Mind Maps sind eine hervorragende Art, Ideen zu generieren und zu ordnen. Ausgehend von einem zentralen Knoten erstellt man Äste mit neuen Knoten hangelt sich von dort immer weiter. Das Ergebnis sind die typischen, bunten, verzweigten Bilder, die an Baumkronen erinnern. Zwar kann man Mind Maps auch aufmalen, doch es hat Vorteile ein Computerprogramm zu verwenden. So kann man auf neue Ideen während der Erstellung besser reagieren und die Struktur bei Bedarf umsortieren. Ich bin sehr glücklich mit MindNode für iOS und MacOS, da es einfach zu bedienen ist, über iCloud synchronisiert und ein hübsches Layout hat. Mit den Artikeln über MindNode auf MacStories kann man sich einen hervorragenden Überblick über das Programm und seinen Funktionsumfang machen. Leider gibt es keine PC-Version, so dass man dort zum Beispiel auf das kostenlose Freemind zurückgreifen muss, das deutlich uneleganter ist.

Bei genauerer Betrachtung sind Mind-Maps im Grunde visuell hübscher gestaltete Bullet-Point-Listen. Die Aufzählungslistenfunktion, über die fast jeder Texteditor verfügt, nutze ich ebenfalls oft in Briefen oder E-Mails, um Gedanken zu ordnen und zu strukturieren. Gerade komplexe Texte verfasse ich mitunter in Listenform und ändere sie erst als letzten Schritt in Fließtext um. Man sollte unbedingt nutzen, dass man Listenpunkte mit TAB eine Ebene einrücken und mit Shift-TAB wieder zurückrücken kann, wenn sich der Cursor am Anfang des Listenpunkts befindet.
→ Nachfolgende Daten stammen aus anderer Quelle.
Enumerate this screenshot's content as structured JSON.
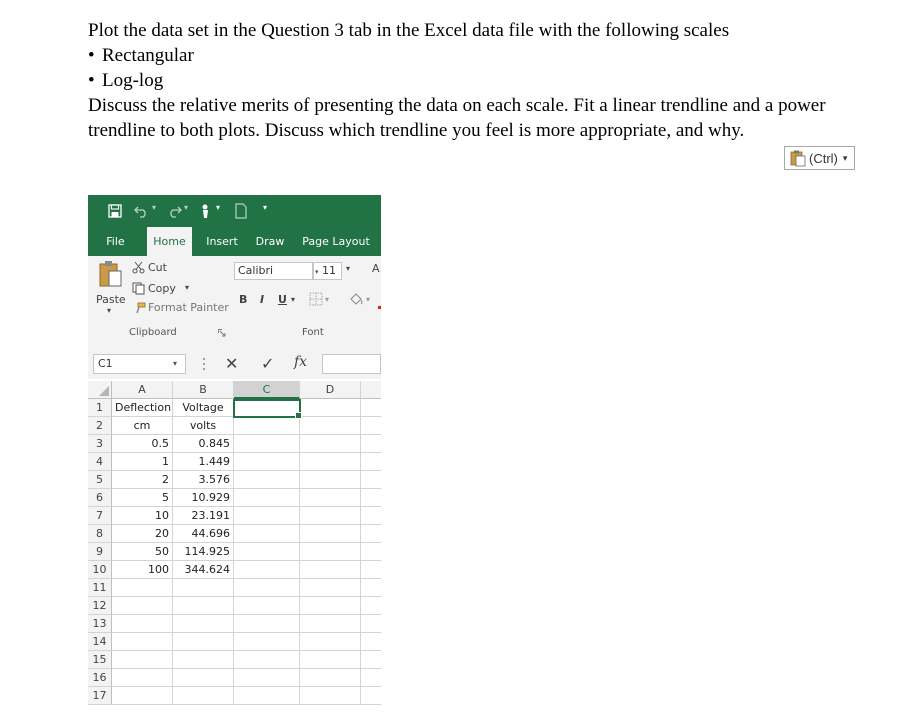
{
  "document": {
    "intro": "Plot the data set in the Question 3 tab in the Excel data file with the following scales",
    "bullets": [
      "Rectangular",
      "Log-log"
    ],
    "paragraph_line1": "Discuss the relative merits of presenting the data on each scale. Fit a linear trendline and a power",
    "paragraph_line2": "trendline to both plots. Discuss which trendline you feel is more appropriate, and why.",
    "bullet_char": "•"
  },
  "paste_options": {
    "label": "(Ctrl)",
    "caret": "▾"
  },
  "excel": {
    "colors": {
      "green": "#217346",
      "ribbon": "#f3f3f3",
      "gridline": "#d4d4d4"
    },
    "qat": {
      "more": "▾"
    },
    "tabs": [
      "File",
      "Home",
      "Insert",
      "Draw",
      "Page Layout"
    ],
    "active_tab": "Home",
    "clipboard": {
      "paste": "Paste",
      "cut": "Cut",
      "copy": "Copy",
      "format_painter": "Format Painter",
      "group_label": "Clipboard"
    },
    "font": {
      "name": "Calibri",
      "size": "11",
      "bold": "B",
      "italic": "I",
      "underline": "U",
      "group_label": "Font",
      "grow": "A"
    },
    "formula_bar": {
      "name_box": "C1",
      "cancel": "✕",
      "enter": "✓",
      "fx": "fx",
      "value": ""
    },
    "columns": [
      "A",
      "B",
      "C",
      "D"
    ],
    "rows": [
      {
        "n": "1",
        "a": "Deflection",
        "b": "Voltage"
      },
      {
        "n": "2",
        "a": "cm",
        "b": "volts"
      },
      {
        "n": "3",
        "a": "0.5",
        "b": "0.845"
      },
      {
        "n": "4",
        "a": "1",
        "b": "1.449"
      },
      {
        "n": "5",
        "a": "2",
        "b": "3.576"
      },
      {
        "n": "6",
        "a": "5",
        "b": "10.929"
      },
      {
        "n": "7",
        "a": "10",
        "b": "23.191"
      },
      {
        "n": "8",
        "a": "20",
        "b": "44.696"
      },
      {
        "n": "9",
        "a": "50",
        "b": "114.925"
      },
      {
        "n": "10",
        "a": "100",
        "b": "344.624"
      },
      {
        "n": "11",
        "a": "",
        "b": ""
      },
      {
        "n": "12",
        "a": "",
        "b": ""
      },
      {
        "n": "13",
        "a": "",
        "b": ""
      },
      {
        "n": "14",
        "a": "",
        "b": ""
      },
      {
        "n": "15",
        "a": "",
        "b": ""
      },
      {
        "n": "16",
        "a": "",
        "b": ""
      },
      {
        "n": "17",
        "a": "",
        "b": ""
      }
    ],
    "active_cell": "C1"
  }
}
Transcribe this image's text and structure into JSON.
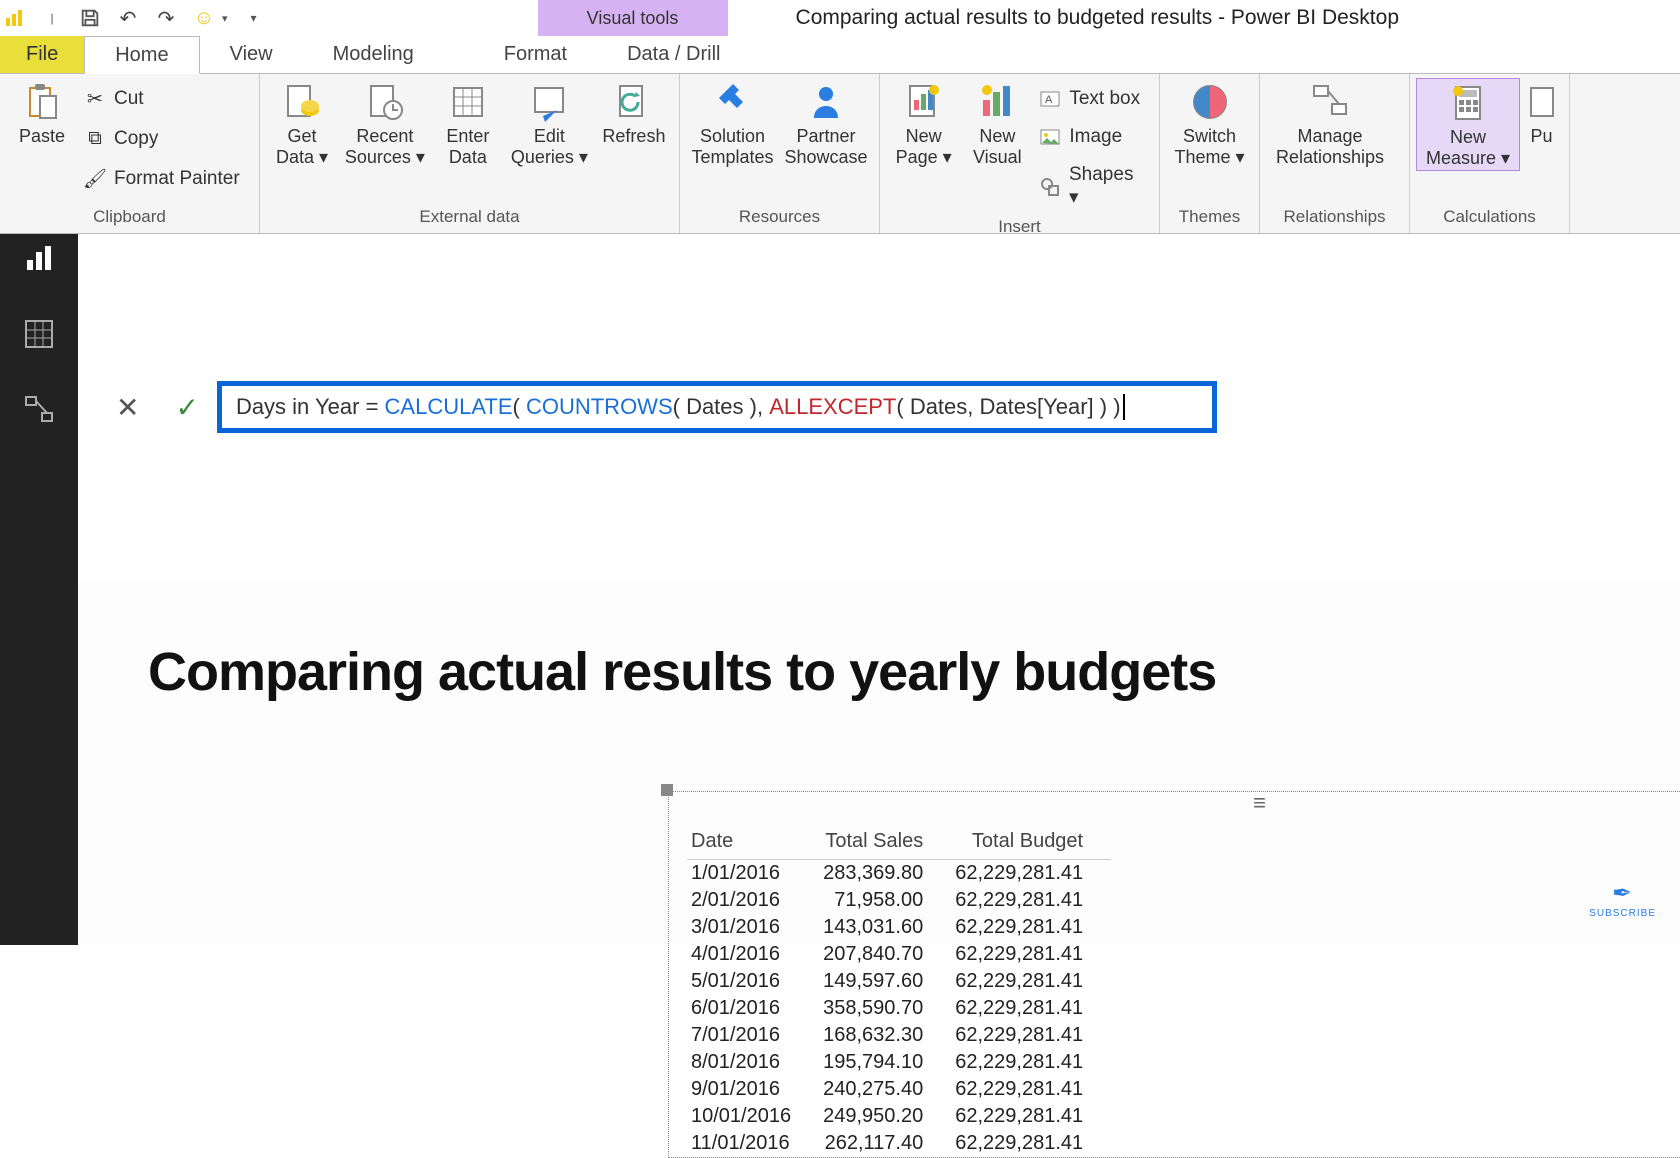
{
  "app": {
    "contextual_tab": "Visual tools",
    "title": "Comparing actual results to budgeted results - Power BI Desktop"
  },
  "tabs": {
    "file": "File",
    "home": "Home",
    "view": "View",
    "modeling": "Modeling",
    "format": "Format",
    "datadrill": "Data / Drill"
  },
  "ribbon": {
    "clipboard": {
      "label": "Clipboard",
      "paste": "Paste",
      "cut": "Cut",
      "copy": "Copy",
      "formatpainter": "Format Painter"
    },
    "externaldata": {
      "label": "External data",
      "getdata": "Get\nData ▾",
      "recent": "Recent\nSources ▾",
      "enter": "Enter\nData",
      "edit": "Edit\nQueries ▾",
      "refresh": "Refresh"
    },
    "resources": {
      "label": "Resources",
      "solution": "Solution\nTemplates",
      "partner": "Partner\nShowcase"
    },
    "insert": {
      "label": "Insert",
      "newpage": "New\nPage ▾",
      "newvisual": "New\nVisual",
      "textbox": "Text box",
      "image": "Image",
      "shapes": "Shapes ▾"
    },
    "themes": {
      "label": "Themes",
      "switch": "Switch\nTheme ▾"
    },
    "relationships": {
      "label": "Relationships",
      "manage": "Manage\nRelationships"
    },
    "calculations": {
      "label": "Calculations",
      "measure": "New\nMeasure ▾",
      "pu": "Pu"
    }
  },
  "formula": {
    "prefix": "Days in Year = ",
    "fn1": "CALCULATE",
    "p1": "( ",
    "fn2": "COUNTROWS",
    "p2": "( Dates ), ",
    "fn3": "ALLEXCEPT",
    "p3": "( Dates, Dates[Year] ) )"
  },
  "page": {
    "title": "Comparing actual results to yearly budgets",
    "columns": [
      "Date",
      "Total Sales",
      "Total Budget"
    ],
    "rows": [
      [
        "1/01/2016",
        "283,369.80",
        "62,229,281.41"
      ],
      [
        "2/01/2016",
        "71,958.00",
        "62,229,281.41"
      ],
      [
        "3/01/2016",
        "143,031.60",
        "62,229,281.41"
      ],
      [
        "4/01/2016",
        "207,840.70",
        "62,229,281.41"
      ],
      [
        "5/01/2016",
        "149,597.60",
        "62,229,281.41"
      ],
      [
        "6/01/2016",
        "358,590.70",
        "62,229,281.41"
      ],
      [
        "7/01/2016",
        "168,632.30",
        "62,229,281.41"
      ],
      [
        "8/01/2016",
        "195,794.10",
        "62,229,281.41"
      ],
      [
        "9/01/2016",
        "240,275.40",
        "62,229,281.41"
      ],
      [
        "10/01/2016",
        "249,950.20",
        "62,229,281.41"
      ],
      [
        "11/01/2016",
        "262,117.40",
        "62,229,281.41"
      ]
    ]
  },
  "subscribe": "SUBSCRIBE"
}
Auf diese Weise kann man ganz leicht eine Struktur erstellen. Mind Maps ordnen die Listenpunkte nicht untereinander sondern vom Zentrum ausgehend verzweigt an. Durch diese Darstellung und die Verwendung von Farben lassen sie sich etwas besser merken und regen zum kreativen Denken an.